Thursday, December 28, 2017

Celebrating Successes from 2017

As I've done for the past couple of years, I’ve been trying to think about celebrating successes from the year instead of revisiting what I didn’t accomplish and resolving to do better (for more on this approach see Julie Hedlund’s recent blog post). Her suggestion is to use your successes and achievements as a foundation for setting new year goals.
This was a year of struggles in my personal life and they seemed to squelch my creativity and time for writing. I can claim only a few writing and reading successes for 2017, but I’m sharing them anyway, proud to have accomplished anything in the face of so much emotional change:
1. I participated in the 12 x 12 Picture Book Challenge again and for the first time completed the challenge by writing 12 picture book drafts in 12 months. (No one said the drafts had to be good.)

2. I read over 300 new fiction picture books and board books as a first round panelist for the Cybils Awards. It was so much fun discussing these books with my fellow panelists!

3. I worked hard on revising a middle grade novel and am close to finishing my revisions.

4. I revised several picture book manuscripts and my agent sent some of them on submission.

5. I participated in an adult fiction book club at my local library. 

No matter how they are, taking time to celebrate successes lifts you up. I urge you to give it a try and dive into 2018 on a positive note! What are you most proud of this year? I hope you feel good about your successes!

Thursday, December 14, 2017

Learning from Picture Books –NOW by Antoinette Portis

A deceptively simple book that reminds us about how young children experience the world.

Summary from the publisher:

Follow a little girl as she takes you on a tour through all of her favorite things, from the holes she digs to the hugs she gives.

Now was written and illustrated by Antoinette Portis, and published in 2017 by Roaring Brook Press.


This is my favorite breeze.

This is my favorite leaf.

This is my favorite hole (this one)
because it’s the one I am digging.

My Thoughts as a Writer:

The text is a nice demonstration of how repetition of the structure can help to move the reader through the story.
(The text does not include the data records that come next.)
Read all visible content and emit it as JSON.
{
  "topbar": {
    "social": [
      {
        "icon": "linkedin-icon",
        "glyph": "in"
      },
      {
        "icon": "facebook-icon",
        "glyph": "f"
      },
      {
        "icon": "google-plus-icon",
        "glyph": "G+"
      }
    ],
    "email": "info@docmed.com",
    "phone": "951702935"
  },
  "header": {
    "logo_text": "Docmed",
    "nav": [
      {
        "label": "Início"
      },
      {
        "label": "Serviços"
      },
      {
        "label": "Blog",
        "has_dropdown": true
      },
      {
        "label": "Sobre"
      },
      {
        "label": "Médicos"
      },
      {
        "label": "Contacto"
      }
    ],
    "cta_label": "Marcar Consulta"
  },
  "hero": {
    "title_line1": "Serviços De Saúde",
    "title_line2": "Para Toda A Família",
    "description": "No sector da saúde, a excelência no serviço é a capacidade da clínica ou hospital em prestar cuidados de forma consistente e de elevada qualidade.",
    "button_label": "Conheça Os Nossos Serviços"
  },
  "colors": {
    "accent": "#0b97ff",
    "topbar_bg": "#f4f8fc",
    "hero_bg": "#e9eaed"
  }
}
The text itself is short and feels very immediate, which goes well with the point of the story.  

My Thoughts as a Teacher:

While I think this is an excellent story for parents and young children to read together, it also would work in a preschool or kindergarten class for talking about “favorites.” It could spark an investigation into “favorite things.” I love how it reminds us of the young child’s perspective.

Ages: 2 - 6

Grades: Toddler  – Grade 1

Themes: appreciating the moment, family, favorite things


Discuss: What is your favorite right now? Draw a picture or explain why.

Make a class book of pictures of “favorite things.”

Show students how to create a survey and have them collect data about their “favorite things.”

Have children take turns bringing a “favorite thing” to show and share for “Today’s Favorite.”

NOTE: This title has been nominated for the Cybils Award, and I am a first round panelist. There are many nominations and six other judges. My opinions should not be construed as a sign of inclusion or exclusion on the final short list.

Thursday, December 7, 2017

Learning from Picture Books – HOORAY FOR BIRDS by Lucy Cousins

This book shows the world from a different point of view – a bird’s eye view!

Summary from the publisher:

Birds of all feathers flock together in a fun, rhyme-filled offering by the creator of Maisy. From the rooster’s “cock-a-doodle-doo” at dawn to the owl’s nighttime “tuwit, tuwoo,” the cheeps and tweets of many bright and beautiful avian friends will have children eager to join in as honorary fledglings. This day in the life of birds will hold the attention of even the smallest bird-watchers, whether at storytime or just before settling into their cozy nests to sleep.

Hooray for Birds was written and illustrated by Lucy Cousins. It was published in 2017 by Candlewick Press.


Can you imagine…
just for one day…
you’re a busy bird?
Yes, a bird!

My Thoughts as a Writer:

I really enjoyed the fun rhyming text and big, bright illustrations. It’s a good example of rhyme done well and it encourages children to engage with the story.

My Thoughts as a Teacher:

My students would enjoy this book, because of the catchy rhyme and big colourful illustrations. The bird actions are fun and this would be a great book for encouraging dramatic play. It would also be nice to include with non-fiction books about birds at a science area.

Ages: 3 - 7

Grades: PreK - 2

Themes: birds, creative movement, rhyming


Read through the story and act it out as you go along!

Create your own drawing or painting of a bird in the style of Lucy Cousin’s art with a dark outline. Cut out each bird and display them together.

Photograph each student performing a bird action, perhaps with handmade bird accessory or prop, and make a class book. 

NOTE: This title has been nominated for the Cybils Award, and I am a first round panelist. There are many nominations and six other judges. My opinions should not be construed as a sign of inclusion or exclusion on the final short list.